In his spare time as a weaver and designer in the textile mills of Barcelona, Anthony learned Latin and printing: The future priest and publisher were preparing. Ordained at 28, he was prevented by ill-health from entering religious life as a Carthusian or as a Jesuit but went on to become one of Spain’s most popular preachers.
Anthony spent 10 years giving popular missions and retreats, always placing great emphasis on the Eucharist and devotion to the Immaculate Heart of Mary. It was said that his rosary was never out of his hand. At age 42, he founded a religious institute of missionaries beginning with five young priests, known today as the Claretians.
Anthony was appointed to head the much-neglected archdiocese of Santiago in Cuba. He began its reform by almost ceaseless preaching and hearing of confessions and suffered bitter opposition mainly for opposing concubinage and giving instruction to black slaves. A hired assassin—whose release from prison Anthony had obtained—slashed open his face and wrist. Anthony succeeded in getting the would-be assassin’s death sentence commuted to a prison term. His solution for the misery of Cubans was family-owned farms producing a variety of foods for the family’s own needs and for the market. This invited the enmity of the vested interests who wanted everyone to work on a single cash crop—sugar. Besides all his religious writings are two books he wrote in Cuba: Reflections on Agriculture and Country Delights.
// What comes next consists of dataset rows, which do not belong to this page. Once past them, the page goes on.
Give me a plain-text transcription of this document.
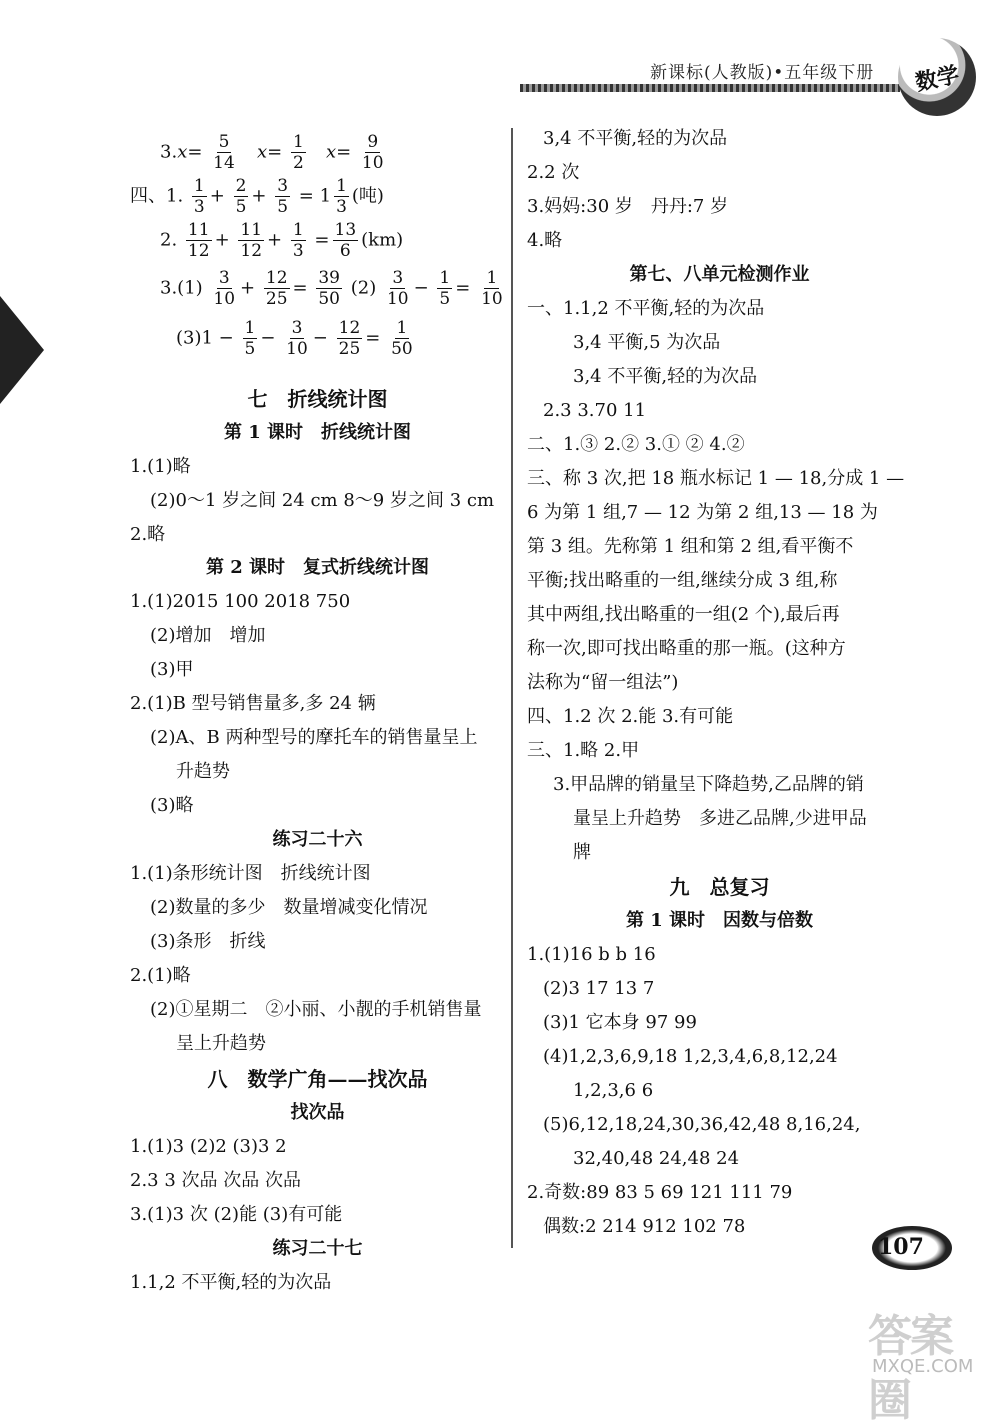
新课标(人教版)•五年级下册 数学
$3.x= \frac{5}{14} x= \frac{1}{2} x= \frac{9}{10}$
四、1. $\frac{1}{3} + \frac{2}{5} + \frac{3}{5} = 1 \frac{1}{3}$ (吨)
2. $\frac{11}{12} + \frac{11}{12} + \frac{1}{3} = \frac{13}{6} (km)$
$3.(1) \frac{3}{10} + \frac{12}{25} = \frac{39}{50} (2) \frac{3}{10} - \frac{1}{5} = \frac{1}{10}$
$(3)1 - \frac{1}{5} - \frac{3}{10} - \frac{12}{25} = \frac{1}{50}$
七　折线统计图
第 1 课时　折线统计图
1.(1)略
(2)0～1 岁之间 24 cm 8～9 岁之间 3 cm
2.略
第 2 课时　复式折线统计图
1.(1)2015 100 2018 750
(2)增加　增加
(3)甲
2.(1)B 型号销售量多,多 24 辆
(2)A、B 两种型号的摩托车的销售量呈上
升趋势
(3)略
练习二十六
1.(1)条形统计图　折线统计图
(2)数量的多少　数量增减变化情况
(3)条形　折线
2.(1)略
(2)①星期二　②小丽、小靓的手机销售量
呈上升趋势
八　数学广角——找次品
找次品
1.(1)3 (2)2 (3)3 2
2.3 3 次品 次品 次品
3.(1)3 次 (2)能 (3)有可能
练习二十七
1.1,2 不平衡,轻的为次品
3,4 不平衡,轻的为次品
2.2 次
3.妈妈:30 岁　丹丹:7 岁
4.略
第七、八单元检测作业
一、1.1,2 不平衡,轻的为次品
3,4 平衡,5 为次品
3,4 不平衡,轻的为次品
2.3 3.70 11
二、1.③ 2.② 3.① ② 4.②
三、称 3 次,把 18 瓶水标记 1 — 18,分成 1 —
6 为第 1 组,7 — 12 为第 2 组,13 — 18 为
第 3 组。先称第 1 组和第 2 组,看平衡不
平衡;找出略重的一组,继续分成 3 组,称
其中两组,找出略重的一组(2 个),最后再
称一次,即可找出略重的那一瓶。(这种方
法称为“留一组法”)
四、1.2 次 2.能 3.有可能
三、1.略 2.甲
3.甲品牌的销量呈下降趋势,乙品牌的销
量呈上升趋势　多进乙品牌,少进甲品
牌
九　总复习
第 1 课时　因数与倍数
1.(1)16 b b 16
(2)3 17 13 7
(3)1 它本身 97 99
(4)1,2,3,6,9,18 1,2,3,4,6,8,12,24
1,2,3,6 6
(5)6,12,18,24,30,36,42,48 8,16,24,
32,40,48 24,48 24
2.奇数:89 83 5 69 121 111 79
偶数:2 214 912 102 78
107
答案圈
MXQE.COM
He was recalled to Spain for a job he did not relish—being chaplain for the queen. Anthony went on three conditions: He would reside away from the palace; he would come only to hear the queen’s confession and instruct the children, and he would be exempt from court functions. In the revolution of 1868, he fled to Paris with the queen’s party, where he preached to the Spanish colony.
All his life Anthony was interested in the Catholic press. He founded the Religious Publishing House, a major Catholic publishing venture in Spain, and wrote or published 200 books and pamphlets.
At the Vatican I, where he was a staunch defender of the doctrine of infallibility, Anthony won the admiration of his fellow bishops. Cardinal Gibbons of Baltimore remarked of him, “There goes a true saint.” At the age of 63, he died in exile near the border of Spain.